I'm a big fan of Kris Radish's novels. I still remember the opening scene of Annie Freeman's Fabulous Traveling Funeral. The black bra scene is a laugh aloud moment, and every woman over forty should read the book. But, for some reason The Shortest Distance Between Two Women lacked that spark.
It wasn't a good time for Emma Gilford's old boyfriend to call. The voice on her answering machine froze her, and disrupted her life. She couldn't handle the annual Gilford reunion. At forty-three, she was the only unmarried one of four sisters, and the one the family depended on. Instead, this year, that voice stopped her in her tracks. She walked out of a reunion planning party, yelled at her a sister, and finally stood up for herself, telling the others what she thought. At the same time, she felt lost as a neighbor told her Marty Gilford, her mother, was sleeping with some man. Emma turns to her garden, and her niece's needs, to get her through.

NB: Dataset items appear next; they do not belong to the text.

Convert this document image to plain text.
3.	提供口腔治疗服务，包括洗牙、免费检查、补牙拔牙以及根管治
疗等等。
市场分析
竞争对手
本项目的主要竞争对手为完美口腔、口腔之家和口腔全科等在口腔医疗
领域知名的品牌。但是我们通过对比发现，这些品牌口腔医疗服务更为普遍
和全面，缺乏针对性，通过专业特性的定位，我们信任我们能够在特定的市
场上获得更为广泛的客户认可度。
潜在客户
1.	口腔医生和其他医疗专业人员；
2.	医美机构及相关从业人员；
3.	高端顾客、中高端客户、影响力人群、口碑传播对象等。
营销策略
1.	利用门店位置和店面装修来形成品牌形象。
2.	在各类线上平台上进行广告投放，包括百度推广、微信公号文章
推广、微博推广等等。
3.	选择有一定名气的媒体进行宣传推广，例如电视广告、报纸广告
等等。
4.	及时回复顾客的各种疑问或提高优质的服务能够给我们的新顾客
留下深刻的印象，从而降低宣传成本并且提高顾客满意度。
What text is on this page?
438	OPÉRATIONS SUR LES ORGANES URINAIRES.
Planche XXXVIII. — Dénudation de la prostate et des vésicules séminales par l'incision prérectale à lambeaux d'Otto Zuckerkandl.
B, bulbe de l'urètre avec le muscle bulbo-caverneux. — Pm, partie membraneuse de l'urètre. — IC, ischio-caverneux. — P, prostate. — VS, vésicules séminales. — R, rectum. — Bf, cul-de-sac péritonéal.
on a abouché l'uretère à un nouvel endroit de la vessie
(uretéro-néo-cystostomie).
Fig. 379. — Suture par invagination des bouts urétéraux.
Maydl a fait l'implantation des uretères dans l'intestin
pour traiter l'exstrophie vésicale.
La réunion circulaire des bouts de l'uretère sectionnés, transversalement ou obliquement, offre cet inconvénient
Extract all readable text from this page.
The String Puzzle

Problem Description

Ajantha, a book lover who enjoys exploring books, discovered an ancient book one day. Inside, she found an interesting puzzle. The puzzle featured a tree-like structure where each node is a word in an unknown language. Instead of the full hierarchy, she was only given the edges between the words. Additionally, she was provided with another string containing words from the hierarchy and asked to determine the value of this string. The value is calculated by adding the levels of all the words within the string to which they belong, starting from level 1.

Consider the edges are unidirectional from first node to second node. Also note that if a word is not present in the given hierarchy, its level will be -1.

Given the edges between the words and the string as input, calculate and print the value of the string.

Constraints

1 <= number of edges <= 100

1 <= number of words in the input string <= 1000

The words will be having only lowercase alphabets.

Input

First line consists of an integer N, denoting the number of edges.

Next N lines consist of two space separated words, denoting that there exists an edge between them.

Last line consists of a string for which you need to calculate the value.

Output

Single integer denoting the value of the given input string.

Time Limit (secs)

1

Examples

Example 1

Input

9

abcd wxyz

There is warmth, and love, and laughter in this book, but not enough, and not soon enough. The book seems to drag as Emma drags through life. The final couple chapters of the reunion and a backyard party sparkle a little, but this book never comes to life. The Shortest Distance Between Two Women should be about love and family. Instead, the book was disappointing, one that felt as if 352 pages was the shortest distance I could read to get to the end of the book.
Kris Radish's website is www.krisradish.com
The Shortest Distance Between Two Women by Kris Radish. Bantam Books, ©2009. ISBN 9780553805413 (hardcover), 352p.